Aquelas águas não foram feitas para nos matar, a depressão não mata ou
afoga você se você aprender a flutuar nessas águas profundas, com o tempo.
Assim como nossos corpos podem levar uma certa quantidade de tempo sem
ar, também podemos aprender a ir para os lugares mais profundos e difíceis de
nossas vidas e tomar a pequena quantidade de tempo para curar, liberar e voltar
para o ar.

E quanto mais prática você tem, mais rápido você pode sair da água. Você
não precisa prolongar anos e anos de depressão e tristeza, agarrando-se a essa
bola de ferro, mantendo-a presa no ponto mais baixo da vida. O jogo está indo,
sua vez virá e os dados estão rolando em sua mão. Haverá dias em que você
está na parte mais alta do jogo e, então, virá uma cobra e te arrastará por todo
o caminho de volta. Não perca a fé, não desista e não ache que você é menos
do que qualquer um, porque você não é!
Estamos todos neste jogo, todos estão, às vezes vencendo e às vezes, percor-
rendo todo o caminho de volta para o ponto de partida. Não se trata de cair, não
se trata de nunca ser picado pelo "Tamas" e passar por uma profunda tristeza.

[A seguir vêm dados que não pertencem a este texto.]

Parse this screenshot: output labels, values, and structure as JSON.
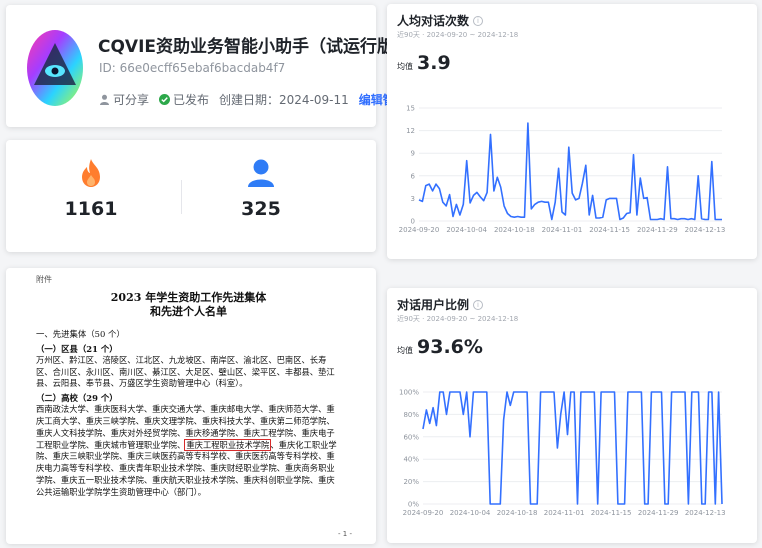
{
  "profile": {
    "name": "CQVIE资助业务智能小助手（试运行版）",
    "id": "ID: 66e0ecff65ebaf6bacdab4f7",
    "shareable": "可分享",
    "published": "已发布",
    "created": "创建日期：2024-09-11",
    "edit": "编辑智能体"
  },
  "stats": {
    "hot_count": "1161",
    "user_count": "325"
  },
  "document": {
    "appendix": "附件",
    "title_line1": "2023 年学生资助工作先进集体",
    "title_line2": "和先进个人名单",
    "section1": "一、先进集体（50 个）",
    "sub1": "（一）区县（21 个）",
    "para1": "万州区、黔江区、涪陵区、江北区、九龙坡区、南岸区、渝北区、巴南区、长寿区、合川区、永川区、南川区、綦江区、大足区、璧山区、梁平区、丰都县、垫江县、云阳县、奉节县、万盛区学生资助管理中心（科室）。",
    "sub2": "（二）高校（29 个）",
    "para2_a": "西南政法大学、重庆医科大学、重庆交通大学、重庆邮电大学、重庆师范大学、重庆工商大学、重庆三峡学院、重庆文理学院、重庆科技大学、重庆第二师范学院、重庆人文科技学院、重庆对外经贸学院、重庆移通学院、重庆工程学院、重庆电子工程职业学院、重庆城市管理职业学院、",
    "para2_hl": "重庆工程职业技术学院",
    "para2_b": "、重庆化工职业学院、重庆三峡职业学院、重庆三峡医药高等专科学校、重庆医药高等专科学校、重庆电力高等专科学校、重庆青年职业技术学院、重庆财经职业学院、重庆商务职业学院、重庆五一职业技术学院、重庆航天职业技术学院、重庆科创职业学院、重庆公共运输职业学院学生资助管理中心（部门）。",
    "page": "- 1 -"
  },
  "chart1": {
    "title": "人均对话次数",
    "range": "近90天 · 2024-09-20 ~ 2024-12-18",
    "avg_label": "均值",
    "avg_value": "3.9"
  },
  "chart2": {
    "title": "对话用户比例",
    "range": "近90天 · 2024-09-20 ~ 2024-12-18",
    "avg_label": "均值",
    "avg_value": "93.6%"
  },
  "colors": {
    "line": "#3370ff",
    "accent": "#3370ff",
    "fire": "#ff7d2e",
    "user": "#2f7cf6",
    "published": "#2ca84a"
  },
  "chart_data": [
    {
      "type": "line",
      "title": "人均对话次数",
      "xlabel": "",
      "ylabel": "",
      "x_ticks": [
        "2024-09-20",
        "2024-10-04",
        "2024-10-18",
        "2024-11-01",
        "2024-11-15",
        "2024-11-29",
        "2024-12-13"
      ],
      "yticks": [
        "0",
        "3",
        "6",
        "9",
        "12",
        "15"
      ],
      "ylim": [
        0,
        15
      ],
      "grid": true,
      "x_start": "2024-09-20",
      "values": [
        2.8,
        2.6,
        4.7,
        4.9,
        4.0,
        4.9,
        4.3,
        2.5,
        2.0,
        3.5,
        0.6,
        2.2,
        0.8,
        2.2,
        8.0,
        2.4,
        3.4,
        3.8,
        3.2,
        2.7,
        3.8,
        11.5,
        4.0,
        5.8,
        4.5,
        2.0,
        1.0,
        0.6,
        0.5,
        0.6,
        0.5,
        0.5,
        13.0,
        1.6,
        2.2,
        2.5,
        2.6,
        2.5,
        2.5,
        0.2,
        2.5,
        7.0,
        1.2,
        0.8,
        9.8,
        3.7,
        2.8,
        3.0,
        5.0,
        7.4,
        0.8,
        3.4,
        0.4,
        0.4,
        0.5,
        2.8,
        3.0,
        3.0,
        3.0,
        0.2,
        0.4,
        1.0,
        1.1,
        8.8,
        0.8,
        5.7,
        3.0,
        3.1,
        0.2,
        0.2,
        0.2,
        0.3,
        0.2,
        7.2,
        0.3,
        0.3,
        0.2,
        0.3,
        0.3,
        0.2,
        0.3,
        0.2,
        6.0,
        0.3,
        0.2,
        0.2,
        7.9,
        0.2,
        0.2,
        0.2
      ]
    },
    {
      "type": "line",
      "title": "对话用户比例",
      "xlabel": "",
      "ylabel": "",
      "x_ticks": [
        "2024-09-20",
        "2024-10-04",
        "2024-10-18",
        "2024-11-01",
        "2024-11-15",
        "2024-11-29",
        "2024-12-13"
      ],
      "yticks": [
        "0%",
        "20%",
        "40%",
        "60%",
        "80%",
        "100%"
      ],
      "ylim": [
        0,
        100
      ],
      "grid": true,
      "x_start": "2024-09-20",
      "values": [
        67,
        84,
        72,
        86,
        70,
        100,
        100,
        80,
        100,
        100,
        100,
        100,
        80,
        100,
        60,
        100,
        100,
        100,
        100,
        100,
        0,
        0,
        0,
        0,
        75,
        100,
        88,
        100,
        100,
        100,
        100,
        100,
        0,
        0,
        0,
        100,
        100,
        100,
        100,
        100,
        50,
        80,
        100,
        62,
        100,
        100,
        0,
        100,
        100,
        100,
        100,
        100,
        0,
        100,
        100,
        100,
        100,
        100,
        0,
        0,
        0,
        100,
        100,
        100,
        100,
        100,
        0,
        0,
        100,
        100,
        100,
        100,
        0,
        0,
        100,
        100,
        100,
        100,
        100,
        0,
        100,
        100,
        100,
        0,
        0,
        100,
        100,
        0,
        100,
        0
      ]
    }
  ]
}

A lição que aprendi foi sobre deixar ir e não resistir. A lição foi sobre tomar o
tempo certo para curar, para que você possa se soltar com calma da bola de
ferro de emoções dolorosas presas e de flutuar para o ar novamente, ao invés
de permanecer na negação ou pânico, te deixando no fundo dessas águas por
mais tempo do que o seu peito poderia aguentar.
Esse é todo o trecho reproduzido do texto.